Doing a completely unrelated search, I stumbled on this post and would like to throw my horribly late two cents in.
One of the major reasons for the growth of private military organizations like Blackwater stems from the degradation of the Unites States Military and its personnel. Pay rates and ‘fringe benefits’ (housing, medical, etc) for military personnel have always been substandard. Citizens give much lip service about respecting soldiers, but the VA has always been underfunded and overextended. Congress routinely plays games with military funding. Private companies provide security for most military post’s gates because the military can’t staff the positions because you can’t raise a family on a private’s salary and Congress won’t raise the base pay. Congress will however pay to hire a private firm to provide Rent A Cops to check id’s at the gates.

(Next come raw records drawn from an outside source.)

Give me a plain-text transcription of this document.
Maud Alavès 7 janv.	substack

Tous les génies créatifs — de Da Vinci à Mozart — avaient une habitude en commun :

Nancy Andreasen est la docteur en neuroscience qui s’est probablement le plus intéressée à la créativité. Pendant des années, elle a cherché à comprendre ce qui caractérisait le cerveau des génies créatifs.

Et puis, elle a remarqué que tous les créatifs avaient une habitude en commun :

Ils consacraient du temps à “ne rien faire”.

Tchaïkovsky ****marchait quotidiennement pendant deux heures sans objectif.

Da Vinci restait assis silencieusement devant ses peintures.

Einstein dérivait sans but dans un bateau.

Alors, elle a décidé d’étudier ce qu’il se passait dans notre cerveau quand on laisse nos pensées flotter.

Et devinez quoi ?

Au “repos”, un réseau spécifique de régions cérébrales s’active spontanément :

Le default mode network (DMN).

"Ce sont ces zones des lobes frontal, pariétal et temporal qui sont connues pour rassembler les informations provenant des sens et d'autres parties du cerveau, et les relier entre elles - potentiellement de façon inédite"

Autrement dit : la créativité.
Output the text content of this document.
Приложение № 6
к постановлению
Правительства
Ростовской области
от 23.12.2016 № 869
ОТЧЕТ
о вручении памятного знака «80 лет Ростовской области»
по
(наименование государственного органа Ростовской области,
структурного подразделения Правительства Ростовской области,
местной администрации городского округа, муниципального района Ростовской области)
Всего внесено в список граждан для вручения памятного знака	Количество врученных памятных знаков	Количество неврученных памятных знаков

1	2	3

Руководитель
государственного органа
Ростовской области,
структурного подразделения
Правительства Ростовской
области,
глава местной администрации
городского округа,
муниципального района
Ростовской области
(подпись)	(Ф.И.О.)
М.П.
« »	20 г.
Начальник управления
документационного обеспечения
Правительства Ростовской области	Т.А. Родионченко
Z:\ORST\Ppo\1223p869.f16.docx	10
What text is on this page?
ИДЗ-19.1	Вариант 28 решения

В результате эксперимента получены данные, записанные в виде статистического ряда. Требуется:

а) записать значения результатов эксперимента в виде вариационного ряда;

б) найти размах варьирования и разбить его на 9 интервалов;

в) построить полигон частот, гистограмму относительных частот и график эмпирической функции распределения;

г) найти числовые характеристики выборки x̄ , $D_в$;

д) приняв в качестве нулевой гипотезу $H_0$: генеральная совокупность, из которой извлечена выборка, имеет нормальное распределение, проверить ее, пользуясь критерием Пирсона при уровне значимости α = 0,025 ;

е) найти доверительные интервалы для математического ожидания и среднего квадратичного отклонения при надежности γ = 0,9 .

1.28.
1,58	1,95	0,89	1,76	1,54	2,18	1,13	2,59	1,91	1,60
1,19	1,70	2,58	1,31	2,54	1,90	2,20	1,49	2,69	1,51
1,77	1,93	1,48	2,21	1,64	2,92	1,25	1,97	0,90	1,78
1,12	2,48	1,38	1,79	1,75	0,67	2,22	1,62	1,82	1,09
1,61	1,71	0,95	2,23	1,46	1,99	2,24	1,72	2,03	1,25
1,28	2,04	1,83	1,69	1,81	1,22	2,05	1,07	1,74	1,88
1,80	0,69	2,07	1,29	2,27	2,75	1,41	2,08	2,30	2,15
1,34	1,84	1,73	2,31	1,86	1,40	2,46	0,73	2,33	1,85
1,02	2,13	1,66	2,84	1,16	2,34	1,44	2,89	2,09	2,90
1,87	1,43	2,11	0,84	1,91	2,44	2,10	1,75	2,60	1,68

The end result is a military that is too small to do what it is asked to do. This isn’t a new problem in US history. The reason the British were able to burn D.C. in the War of 1812 was the Army and Navy were reduced to an insignificant size in the preceding decade. The US got its ass handed to it in the opening days of the Korean War because when Truman and Congress ‘cut the fat’ after WWII, they cut through to the bone and the Army was unable to put sufficient, well trained forces into Korea in a timely fashion without stripping Europe bear.
If we want to stop using private contractors then we’re going to have to make the military into a place were people can have a career, not just a way to pay for college.
I agree that there is a discrepancy between our support the troops rhetoric and the reality. I pointed to this issue in post on Nov. 12th.
The issues to which you point help explain the manpower that is readily available to the likes of Blackwater, but it doesn’t explain why the government chooses to use the services of such companies.